One of the consequences of the mostly stable economic conditions from the first half of the year is that potential buyers and sellers are finding it easier to come to an agreement over the valuation of a particular deal. The average premium for an American target company to its stock price four weeks before a deal announcement shrank to 30.7 percent, from 37.6 percent.

Takeovers by private equity firms in the first half also rose over the same time last year, to about $114 billion. But that is a decline from the latter half of last year, when the largest takeovers since the financial crisis, like the $5.3 billion buyout of Del Monte Foods, were announced.

Deal experts say that while buyout firms are still poised to benefit from the positive mergers environment, they face more constraints than they did in the credit boom.
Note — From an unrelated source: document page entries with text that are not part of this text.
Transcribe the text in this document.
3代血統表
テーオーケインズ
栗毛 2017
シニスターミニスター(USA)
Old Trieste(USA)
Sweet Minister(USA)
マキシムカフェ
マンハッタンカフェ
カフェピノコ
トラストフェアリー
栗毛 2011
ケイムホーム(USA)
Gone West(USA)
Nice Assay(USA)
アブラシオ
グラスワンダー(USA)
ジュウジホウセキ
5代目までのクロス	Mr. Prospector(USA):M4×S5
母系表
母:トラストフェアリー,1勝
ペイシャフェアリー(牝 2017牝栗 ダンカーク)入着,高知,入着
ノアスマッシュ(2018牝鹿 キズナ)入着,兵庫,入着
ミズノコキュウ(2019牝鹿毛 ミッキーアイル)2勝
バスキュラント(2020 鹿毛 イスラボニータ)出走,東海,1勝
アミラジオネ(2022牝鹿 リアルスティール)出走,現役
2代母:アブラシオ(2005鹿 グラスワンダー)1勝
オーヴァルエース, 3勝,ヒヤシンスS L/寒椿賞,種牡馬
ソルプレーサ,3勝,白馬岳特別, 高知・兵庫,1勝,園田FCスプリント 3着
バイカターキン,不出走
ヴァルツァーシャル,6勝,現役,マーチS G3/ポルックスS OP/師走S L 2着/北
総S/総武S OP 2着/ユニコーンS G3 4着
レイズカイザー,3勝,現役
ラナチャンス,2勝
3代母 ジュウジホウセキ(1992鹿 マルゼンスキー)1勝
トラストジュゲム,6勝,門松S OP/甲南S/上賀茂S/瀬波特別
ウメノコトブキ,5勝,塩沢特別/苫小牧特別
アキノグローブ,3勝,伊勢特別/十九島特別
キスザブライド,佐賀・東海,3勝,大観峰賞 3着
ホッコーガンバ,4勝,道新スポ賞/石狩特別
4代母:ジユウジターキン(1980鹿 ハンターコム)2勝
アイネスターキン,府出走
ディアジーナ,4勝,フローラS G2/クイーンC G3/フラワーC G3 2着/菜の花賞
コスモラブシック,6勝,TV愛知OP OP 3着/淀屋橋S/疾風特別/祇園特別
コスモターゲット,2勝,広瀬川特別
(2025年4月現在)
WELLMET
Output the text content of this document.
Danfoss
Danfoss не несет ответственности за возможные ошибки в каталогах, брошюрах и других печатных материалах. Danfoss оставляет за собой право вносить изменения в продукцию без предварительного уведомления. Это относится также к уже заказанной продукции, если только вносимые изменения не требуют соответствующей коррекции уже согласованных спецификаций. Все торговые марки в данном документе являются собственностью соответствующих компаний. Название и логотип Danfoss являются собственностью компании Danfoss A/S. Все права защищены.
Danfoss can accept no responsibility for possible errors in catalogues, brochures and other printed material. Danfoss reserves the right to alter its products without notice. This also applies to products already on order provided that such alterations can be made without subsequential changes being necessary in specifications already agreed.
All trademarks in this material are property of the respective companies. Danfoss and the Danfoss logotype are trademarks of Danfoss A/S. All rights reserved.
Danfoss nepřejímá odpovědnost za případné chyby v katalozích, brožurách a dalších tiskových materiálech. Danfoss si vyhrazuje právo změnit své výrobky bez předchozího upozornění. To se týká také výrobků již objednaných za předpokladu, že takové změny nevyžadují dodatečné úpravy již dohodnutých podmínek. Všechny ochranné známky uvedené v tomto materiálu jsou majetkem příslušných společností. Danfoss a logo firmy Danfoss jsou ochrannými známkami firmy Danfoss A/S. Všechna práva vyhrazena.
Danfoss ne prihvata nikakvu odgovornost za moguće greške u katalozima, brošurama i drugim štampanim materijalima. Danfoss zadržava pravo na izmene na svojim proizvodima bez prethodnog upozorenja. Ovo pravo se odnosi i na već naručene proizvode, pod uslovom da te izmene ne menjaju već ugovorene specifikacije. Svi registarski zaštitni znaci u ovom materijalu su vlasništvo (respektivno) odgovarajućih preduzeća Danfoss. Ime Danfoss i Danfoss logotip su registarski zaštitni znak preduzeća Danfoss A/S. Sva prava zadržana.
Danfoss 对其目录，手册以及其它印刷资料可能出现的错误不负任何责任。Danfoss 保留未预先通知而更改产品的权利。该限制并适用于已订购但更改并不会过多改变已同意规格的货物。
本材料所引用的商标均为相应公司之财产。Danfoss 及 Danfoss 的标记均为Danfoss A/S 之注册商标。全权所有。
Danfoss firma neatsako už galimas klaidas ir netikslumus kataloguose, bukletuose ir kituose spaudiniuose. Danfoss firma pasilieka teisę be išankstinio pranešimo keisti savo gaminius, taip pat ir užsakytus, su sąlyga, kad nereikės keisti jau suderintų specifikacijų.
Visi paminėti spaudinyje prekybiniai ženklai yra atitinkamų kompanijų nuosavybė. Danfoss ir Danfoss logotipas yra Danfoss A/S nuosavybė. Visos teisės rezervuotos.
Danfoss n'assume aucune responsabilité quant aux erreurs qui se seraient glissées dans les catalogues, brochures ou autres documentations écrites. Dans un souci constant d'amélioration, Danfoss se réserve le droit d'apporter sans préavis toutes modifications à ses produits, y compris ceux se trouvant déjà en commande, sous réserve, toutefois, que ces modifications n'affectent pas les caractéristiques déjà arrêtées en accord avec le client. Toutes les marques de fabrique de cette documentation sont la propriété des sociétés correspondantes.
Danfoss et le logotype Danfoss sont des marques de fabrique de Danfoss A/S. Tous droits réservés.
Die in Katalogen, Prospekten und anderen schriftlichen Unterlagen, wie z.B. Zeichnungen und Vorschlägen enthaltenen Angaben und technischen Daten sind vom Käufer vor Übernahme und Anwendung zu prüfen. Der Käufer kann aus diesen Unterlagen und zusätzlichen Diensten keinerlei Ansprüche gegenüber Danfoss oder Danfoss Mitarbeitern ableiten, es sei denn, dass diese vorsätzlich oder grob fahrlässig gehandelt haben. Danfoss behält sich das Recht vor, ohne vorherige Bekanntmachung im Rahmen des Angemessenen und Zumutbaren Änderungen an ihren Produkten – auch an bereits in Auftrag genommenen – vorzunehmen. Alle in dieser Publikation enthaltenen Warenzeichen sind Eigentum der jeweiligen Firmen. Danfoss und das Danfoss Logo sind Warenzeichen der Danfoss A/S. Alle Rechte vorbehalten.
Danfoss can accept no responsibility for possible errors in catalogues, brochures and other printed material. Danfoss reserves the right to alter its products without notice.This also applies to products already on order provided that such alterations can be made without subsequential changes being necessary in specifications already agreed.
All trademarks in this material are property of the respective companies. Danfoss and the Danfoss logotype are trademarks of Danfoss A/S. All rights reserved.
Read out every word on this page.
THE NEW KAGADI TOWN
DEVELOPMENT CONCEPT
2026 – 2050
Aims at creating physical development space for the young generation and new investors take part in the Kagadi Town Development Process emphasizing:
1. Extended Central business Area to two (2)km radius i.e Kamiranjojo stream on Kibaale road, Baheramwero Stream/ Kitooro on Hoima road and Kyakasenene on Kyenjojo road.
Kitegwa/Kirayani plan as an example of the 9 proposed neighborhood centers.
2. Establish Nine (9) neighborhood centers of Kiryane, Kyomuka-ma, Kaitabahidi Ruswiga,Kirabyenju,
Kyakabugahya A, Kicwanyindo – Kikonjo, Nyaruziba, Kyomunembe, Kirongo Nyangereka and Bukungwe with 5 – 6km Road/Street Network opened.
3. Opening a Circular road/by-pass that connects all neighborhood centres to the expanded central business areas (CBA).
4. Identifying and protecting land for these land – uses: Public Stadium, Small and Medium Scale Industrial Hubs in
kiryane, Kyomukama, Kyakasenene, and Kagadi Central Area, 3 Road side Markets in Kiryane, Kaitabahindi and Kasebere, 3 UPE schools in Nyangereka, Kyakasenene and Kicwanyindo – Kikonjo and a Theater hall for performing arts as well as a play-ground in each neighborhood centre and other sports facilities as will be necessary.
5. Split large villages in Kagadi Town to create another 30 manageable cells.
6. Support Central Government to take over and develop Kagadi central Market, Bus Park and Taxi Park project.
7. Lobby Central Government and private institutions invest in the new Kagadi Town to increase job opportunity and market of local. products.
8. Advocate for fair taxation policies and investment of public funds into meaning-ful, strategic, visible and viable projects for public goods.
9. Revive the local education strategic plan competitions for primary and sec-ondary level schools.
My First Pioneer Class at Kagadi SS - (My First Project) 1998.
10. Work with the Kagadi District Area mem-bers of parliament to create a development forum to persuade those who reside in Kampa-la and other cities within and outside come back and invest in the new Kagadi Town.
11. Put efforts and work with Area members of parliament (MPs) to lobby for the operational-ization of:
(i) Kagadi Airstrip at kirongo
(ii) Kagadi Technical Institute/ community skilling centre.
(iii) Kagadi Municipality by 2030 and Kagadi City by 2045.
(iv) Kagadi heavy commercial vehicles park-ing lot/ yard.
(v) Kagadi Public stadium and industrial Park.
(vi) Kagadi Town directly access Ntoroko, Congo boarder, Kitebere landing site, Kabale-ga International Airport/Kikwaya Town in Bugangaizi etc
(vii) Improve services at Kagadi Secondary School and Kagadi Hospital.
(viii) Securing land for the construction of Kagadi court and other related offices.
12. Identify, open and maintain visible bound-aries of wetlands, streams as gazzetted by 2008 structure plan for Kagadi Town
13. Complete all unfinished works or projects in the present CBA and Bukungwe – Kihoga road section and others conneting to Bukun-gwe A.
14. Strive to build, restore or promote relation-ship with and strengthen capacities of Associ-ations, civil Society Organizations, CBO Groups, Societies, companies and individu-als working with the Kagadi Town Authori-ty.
The resurgence of determined corporate buyers has made many auctions costlier. And while debt financing remains cheap and plentiful, private equity firms are more hard-pressed to write big equity checks.

And club deals — when several buyout firms band together to buy a target they could not afford on their own — have become less common, amid pressure by institutional investors.

“Our sense is that private equity activity levels are continuing to be more important to the M. A. market than they were two years ago,” said Stephen Arcano, the leader of the mergers practice at Skadden, Arps, Slate, Meagher Flom. “But I don’t think we’re poised for a surge in private equity activity.”

Yet private equity firms have been busy selling companies to generate returns for their investors. In perhaps the most extreme instance, Kohlberg Kravis Roberts sold Primedia for $525 million, closing out a 22-year investment in the media company.